What is achieved here is important: increasing objective confidence in what has been built that is not simply reviewing every diff in a pull request, and doing it at a rate that is faster than traditional review/feedback processes can scale to.
Stepping far out, where humans can further reduce or even remove themselves from reviewing code, we would be looking at the Software Factory, or Dark Software Factories. StrongDM is a prominent example of this where there rules are:
- Code must not be written by humans
- Code must not be reviewed by humans
Simon Willison gave a great breakdown of their approach.
Chris Parsons, in his article titled How I Use AI to Code, provides a critique that software factories are akin to waterfall software development.
If you specify the solution upfront, you are front-loading all the thinking so the machine can run unsupervised. That was called waterfall in 1986, and it did not work then either.
What is new is that the waterfall mistake has a fresh cover story. 'Dark factory' software development promises autonomous agents running in parallel on a queue of specifications you wrote once, perfectly, in advance.
The critique is valuable as an additional perspective to the idea and worth thinking about before rushing into a software factory approach. Nothing in software engineering is perfect.
I have personally not yet pushed things far enough to have confidence that a totally hands-off approach can be taken. This will take real capability maturity, not something that can be done without substantial dedicated effort. With a well-defined spec it's now easy to one-shot large features or changes, and not needing to review individual diffs. But things can go off-piste quite easily, and the first round of evaluation on generated output is the clearest indicator of this. The first round of output is never good enough. Running an adversarial evaluation on generated outputs almost always provides a number of things that must or should or could be addressed, but this is the exact point where senior-level judgment is required to understand what has been built, where real problems may lie, and steer the agent to the point where generated outputs meet a high enough quality and correctness bar. Tease out the vibe-coding into real AI assisted engineering.
I do think it's possible though, to go totally hands-off, or mostly hands-off. Especially with newer techniques coming into play.
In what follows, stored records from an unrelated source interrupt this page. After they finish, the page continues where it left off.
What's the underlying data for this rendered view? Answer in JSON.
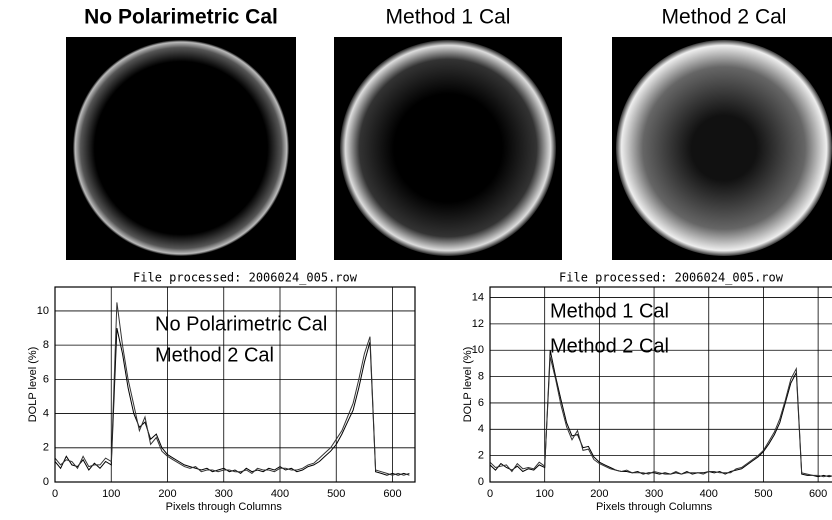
{
  "images": [
    {
      "title": "No Polarimetric Cal"
    },
    {
      "title": "Method 1 Cal"
    },
    {
      "title": "Method 2 Cal"
    }
  ],
  "chart_data": [
    {
      "type": "line",
      "title": "File processed: 2006024_005.row",
      "x_label": "Pixels through Columns",
      "y_label": "DOLP level (%)",
      "xlim": [
        0,
        640
      ],
      "xticks": [
        0,
        100,
        200,
        300,
        400,
        500,
        600
      ],
      "ylim": [
        0,
        11.4
      ],
      "yticks": [
        0,
        2,
        4,
        6,
        8,
        10
      ],
      "grid": true,
      "x": [
        0,
        10,
        20,
        30,
        40,
        50,
        60,
        70,
        80,
        90,
        100,
        110,
        120,
        130,
        140,
        150,
        160,
        170,
        180,
        190,
        200,
        210,
        220,
        230,
        240,
        250,
        260,
        270,
        280,
        290,
        300,
        310,
        320,
        330,
        340,
        350,
        360,
        370,
        380,
        390,
        400,
        410,
        420,
        430,
        440,
        450,
        460,
        470,
        480,
        490,
        500,
        510,
        520,
        530,
        540,
        550,
        560,
        570,
        580,
        590,
        600,
        610,
        620,
        630
      ],
      "series": [
        {
          "name": "No Polarimetric Cal",
          "color": "#000000",
          "values": [
            1.2,
            0.8,
            1.5,
            1.0,
            0.9,
            1.3,
            0.7,
            1.1,
            0.8,
            1.2,
            1.0,
            9.0,
            7.5,
            5.5,
            4.0,
            3.2,
            3.5,
            2.5,
            2.8,
            2.0,
            1.6,
            1.4,
            1.2,
            1.0,
            0.9,
            0.8,
            0.7,
            0.8,
            0.6,
            0.7,
            0.8,
            0.6,
            0.7,
            0.5,
            0.8,
            0.6,
            0.7,
            0.6,
            0.8,
            0.7,
            0.9,
            0.7,
            0.8,
            0.6,
            0.7,
            0.9,
            1.0,
            1.2,
            1.5,
            1.8,
            2.2,
            2.8,
            3.5,
            4.2,
            5.5,
            7.0,
            8.2,
            0.6,
            0.5,
            0.4,
            0.5,
            0.4,
            0.5,
            0.4
          ]
        },
        {
          "name": "Method 2 Cal",
          "color": "#333333",
          "values": [
            1.4,
            1.0,
            1.3,
            1.2,
            0.8,
            1.5,
            0.9,
            1.0,
            1.0,
            1.4,
            1.2,
            10.5,
            8.0,
            6.0,
            4.5,
            3.0,
            3.8,
            2.2,
            2.6,
            1.8,
            1.5,
            1.3,
            1.1,
            0.9,
            0.8,
            0.9,
            0.6,
            0.7,
            0.7,
            0.6,
            0.7,
            0.7,
            0.6,
            0.6,
            0.7,
            0.5,
            0.8,
            0.7,
            0.7,
            0.6,
            0.8,
            0.8,
            0.7,
            0.7,
            0.8,
            1.0,
            1.1,
            1.4,
            1.7,
            2.0,
            2.5,
            3.0,
            3.8,
            4.6,
            6.0,
            7.5,
            8.5,
            0.7,
            0.6,
            0.5,
            0.4,
            0.5,
            0.4,
            0.5
          ]
        }
      ]
    },
    {
      "type": "line",
      "title": "File processed: 2006024_005.row",
      "x_label": "Pixels through Columns",
      "y_label": "DOLP level (%)",
      "xlim": [
        0,
        640
      ],
      "xticks": [
        0,
        100,
        200,
        300,
        400,
        500,
        600
      ],
      "ylim": [
        0,
        14.8
      ],
      "yticks": [
        0,
        2,
        4,
        6,
        8,
        10,
        12,
        14
      ],
      "grid": true,
      "x": [
        0,
        10,
        20,
        30,
        40,
        50,
        60,
        70,
        80,
        90,
        100,
        110,
        120,
        130,
        140,
        150,
        160,
        170,
        180,
        190,
        200,
        210,
        220,
        230,
        240,
        250,
        260,
        270,
        280,
        290,
        300,
        310,
        320,
        330,
        340,
        350,
        360,
        370,
        380,
        390,
        400,
        410,
        420,
        430,
        440,
        450,
        460,
        470,
        480,
        490,
        500,
        510,
        520,
        530,
        540,
        550,
        560,
        570,
        580,
        590,
        600,
        610,
        620,
        630
      ],
      "series": [
        {
          "name": "Method 1 Cal",
          "color": "#000000",
          "values": [
            1.3,
            0.9,
            1.4,
            1.1,
            0.9,
            1.2,
            0.8,
            1.0,
            0.9,
            1.3,
            1.1,
            10.0,
            8.0,
            6.2,
            4.5,
            3.5,
            3.6,
            2.6,
            2.7,
            1.9,
            1.5,
            1.3,
            1.1,
            0.9,
            0.8,
            0.8,
            0.7,
            0.8,
            0.6,
            0.7,
            0.7,
            0.6,
            0.7,
            0.6,
            0.7,
            0.6,
            0.8,
            0.6,
            0.7,
            0.7,
            0.8,
            0.7,
            0.8,
            0.6,
            0.8,
            0.9,
            1.0,
            1.3,
            1.6,
            1.9,
            2.3,
            2.9,
            3.6,
            4.5,
            6.0,
            7.5,
            8.3,
            0.6,
            0.5,
            0.5,
            0.4,
            0.5,
            0.4,
            0.5
          ]
        },
        {
          "name": "Method 2 Cal",
          "color": "#333333",
          "values": [
            1.5,
            1.1,
            1.2,
            1.3,
            0.8,
            1.4,
            1.0,
            1.1,
            1.0,
            1.5,
            1.2,
            9.5,
            7.8,
            5.8,
            4.2,
            3.2,
            3.9,
            2.4,
            2.5,
            1.7,
            1.4,
            1.2,
            1.0,
            0.9,
            0.8,
            0.9,
            0.7,
            0.7,
            0.7,
            0.6,
            0.8,
            0.7,
            0.6,
            0.6,
            0.8,
            0.6,
            0.7,
            0.7,
            0.7,
            0.6,
            0.8,
            0.8,
            0.7,
            0.7,
            0.7,
            1.0,
            1.1,
            1.4,
            1.7,
            2.0,
            2.4,
            3.1,
            3.8,
            4.8,
            6.2,
            7.8,
            8.6,
            0.7,
            0.6,
            0.5,
            0.5,
            0.4,
            0.5,
            0.4
          ]
        }
      ]
    }
  ]
}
And if one thinks about just how rapidly software engineering has evolved in just the past six to twelve months alone - our craft is being flipped on its head in real time - it's not hard to imagine that the concept of the software factory will continue to evolve and that may be the future we are looking at sooner than we may like to admit.
That said, even though these things are evolving rapidly and will continue to do so at an ever accelerating pace, organisations and their software engineering teams don't all evolve as quickly to keep up with the bleeding edge.
Starting with the fundamentals and a balanced approach may be the best way to get going, then gradually increasing capability and maturity with AI assisted harness engineering to streamline software delivery and actually start to realise the velocity gains that people love to talk about. The harness itself is where the review bottleneck can be addressed.